Относительно представлений и "персонажей", размещавшихся на углах улиц во время торжественных княжеских въездов, воображение оказывалось способным на что угодно. Наряду со сценами на священные сюжеты в Париже в 1389 г., во время въезда Изабеллы Баварской в качестве супруги Карла VI, можно было видеть белого оленя с позолоченными рогами и короной на шее; он возлежал на "lit de justice" ["ложе правосудия"], поводил глазами, двигал рогами, ногами и, наконец, высоко поднимал меч. Тогда же с башни Notre Dame спускался ангел "par engins bien faits" ["с помощью искусных орудий"]; он показывался как раз в тот момент, когда проезжала королева; проникая сквозь прорезь в пологе из голубой тафты с золотыми лилиями, которым был перекрыт весь мост целиком, он увенчивал Изабеллу короной и исчезал так же, как появлялся, "comme s'il s'en fust retourne de soy-mesmes au ciel" ["словно бы он сам собой вернулся на небо"][32]. Такое нисхождение было излюбленным номером при торжественных въездах и во время особых представлений не только к северу от Альп[33]: Брунеллески проектировал подобные же устройства. В XV в., по-видимому, не находили вовсе ничего смешного в том, что на сцене появлялась лошадь с седоком, — по крайней мере, Лефевр де Сен-Реми повествует без тени улыбки о появлении четырех трубачей и двенадцати лиц благородного звания "sur chevaulx de artifice", "saillans et poursaillans tellement que belle chose estoit a veoir"[34] ["на особо сделанных лошадях", "подпрыгивавших и подскакивавших так, что видеть сие было прекрасно"].
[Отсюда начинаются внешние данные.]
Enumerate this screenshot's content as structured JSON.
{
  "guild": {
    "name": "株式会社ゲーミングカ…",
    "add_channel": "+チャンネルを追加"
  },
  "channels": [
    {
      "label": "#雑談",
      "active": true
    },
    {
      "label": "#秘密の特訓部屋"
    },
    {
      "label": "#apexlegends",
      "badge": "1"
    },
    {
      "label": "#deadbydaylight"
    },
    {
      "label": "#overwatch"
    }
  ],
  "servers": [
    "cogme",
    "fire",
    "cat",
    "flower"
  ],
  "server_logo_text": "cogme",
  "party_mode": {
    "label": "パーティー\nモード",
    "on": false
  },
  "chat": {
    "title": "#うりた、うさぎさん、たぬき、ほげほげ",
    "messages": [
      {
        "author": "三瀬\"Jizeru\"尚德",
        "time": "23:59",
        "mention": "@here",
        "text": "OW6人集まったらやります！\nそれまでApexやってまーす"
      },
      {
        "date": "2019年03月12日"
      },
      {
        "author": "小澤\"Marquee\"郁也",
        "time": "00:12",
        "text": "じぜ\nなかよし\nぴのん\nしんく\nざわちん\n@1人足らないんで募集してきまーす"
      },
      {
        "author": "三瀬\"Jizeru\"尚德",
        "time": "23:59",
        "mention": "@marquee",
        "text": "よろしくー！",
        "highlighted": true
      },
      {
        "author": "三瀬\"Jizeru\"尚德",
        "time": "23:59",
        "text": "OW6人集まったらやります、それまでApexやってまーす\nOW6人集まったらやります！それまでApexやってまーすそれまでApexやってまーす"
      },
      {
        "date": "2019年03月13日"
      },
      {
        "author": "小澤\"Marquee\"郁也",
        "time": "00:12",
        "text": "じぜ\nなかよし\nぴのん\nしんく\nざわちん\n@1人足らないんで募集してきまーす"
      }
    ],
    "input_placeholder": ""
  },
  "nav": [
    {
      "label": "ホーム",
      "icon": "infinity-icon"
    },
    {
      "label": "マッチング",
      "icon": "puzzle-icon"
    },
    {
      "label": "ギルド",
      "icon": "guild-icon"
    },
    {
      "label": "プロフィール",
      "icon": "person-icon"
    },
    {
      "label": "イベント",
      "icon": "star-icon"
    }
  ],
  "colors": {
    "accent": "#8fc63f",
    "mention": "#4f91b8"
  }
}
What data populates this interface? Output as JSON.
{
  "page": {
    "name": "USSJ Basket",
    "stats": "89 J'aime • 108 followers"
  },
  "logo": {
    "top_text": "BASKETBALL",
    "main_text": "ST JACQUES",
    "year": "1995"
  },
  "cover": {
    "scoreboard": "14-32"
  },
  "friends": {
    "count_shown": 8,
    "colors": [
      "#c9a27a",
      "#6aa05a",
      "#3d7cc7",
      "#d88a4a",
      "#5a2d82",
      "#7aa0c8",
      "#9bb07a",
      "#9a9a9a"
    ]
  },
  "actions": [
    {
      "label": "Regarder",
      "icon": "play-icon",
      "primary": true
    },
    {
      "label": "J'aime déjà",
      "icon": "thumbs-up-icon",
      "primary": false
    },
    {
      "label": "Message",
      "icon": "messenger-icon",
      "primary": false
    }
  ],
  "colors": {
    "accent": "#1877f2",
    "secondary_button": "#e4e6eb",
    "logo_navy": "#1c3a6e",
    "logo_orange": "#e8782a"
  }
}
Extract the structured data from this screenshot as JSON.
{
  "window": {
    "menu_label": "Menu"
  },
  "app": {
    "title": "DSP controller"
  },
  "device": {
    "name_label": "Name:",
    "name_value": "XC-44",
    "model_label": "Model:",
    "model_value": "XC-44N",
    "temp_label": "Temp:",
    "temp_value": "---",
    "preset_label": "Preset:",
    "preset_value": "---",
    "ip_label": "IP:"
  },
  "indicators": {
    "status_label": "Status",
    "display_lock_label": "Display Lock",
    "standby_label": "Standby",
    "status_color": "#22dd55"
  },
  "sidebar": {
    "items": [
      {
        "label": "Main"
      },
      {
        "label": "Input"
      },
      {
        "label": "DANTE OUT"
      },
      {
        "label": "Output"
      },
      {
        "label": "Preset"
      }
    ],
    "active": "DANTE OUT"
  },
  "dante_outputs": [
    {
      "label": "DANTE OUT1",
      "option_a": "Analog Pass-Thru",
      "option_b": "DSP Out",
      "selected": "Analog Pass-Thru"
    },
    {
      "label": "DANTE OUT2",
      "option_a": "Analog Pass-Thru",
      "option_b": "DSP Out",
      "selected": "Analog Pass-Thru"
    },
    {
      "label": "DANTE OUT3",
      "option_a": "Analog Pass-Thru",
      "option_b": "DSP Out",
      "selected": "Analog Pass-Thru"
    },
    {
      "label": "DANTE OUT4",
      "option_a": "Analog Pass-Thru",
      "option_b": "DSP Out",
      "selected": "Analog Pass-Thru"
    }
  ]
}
Различение, требуемое нашим чувством прекрасного и столь облегченное для нас разрушительным временем, между всей этой причудливой мишурой, которая исчезла бесследно, и отдельными произведениями высокого искусства, — различение это едва ли существовало для современников. Художественная жизнь в "бургундские времена" еще целиком была включена в формы общественной жизни. Искусство состояло на службе. Оно выполняло в первую очередь социальную функцию, которая прежде всего заключалась в том, чтобы выставлять напоказ роскошь, подчеркивать значительность определенной личности — и не художника, а заказчика. Это не устраняется тем фактом, что в религиозном искусстве роскошь и величие призваны были устремлять ввысь мысли о священных предметах, а заказчик выставлял свою персону на передний план, будучи побуждаем к этому благочестием. С другой стороны, светская живопись вовсе не всегда была столь высокомерной, как то, казалось бы, требовалось придворной напыщенностью. Чтобы лучше понять, как искусство и жизнь сочетались друг с другом, входили друг в друга, нам не хватает, ни больше ни меньше, среды, которая окружала искусство; да и наши знания о самом искусстве этого времени чересчур фрагментарны. Двор и церковь — это еще не вся жизнь эпохи.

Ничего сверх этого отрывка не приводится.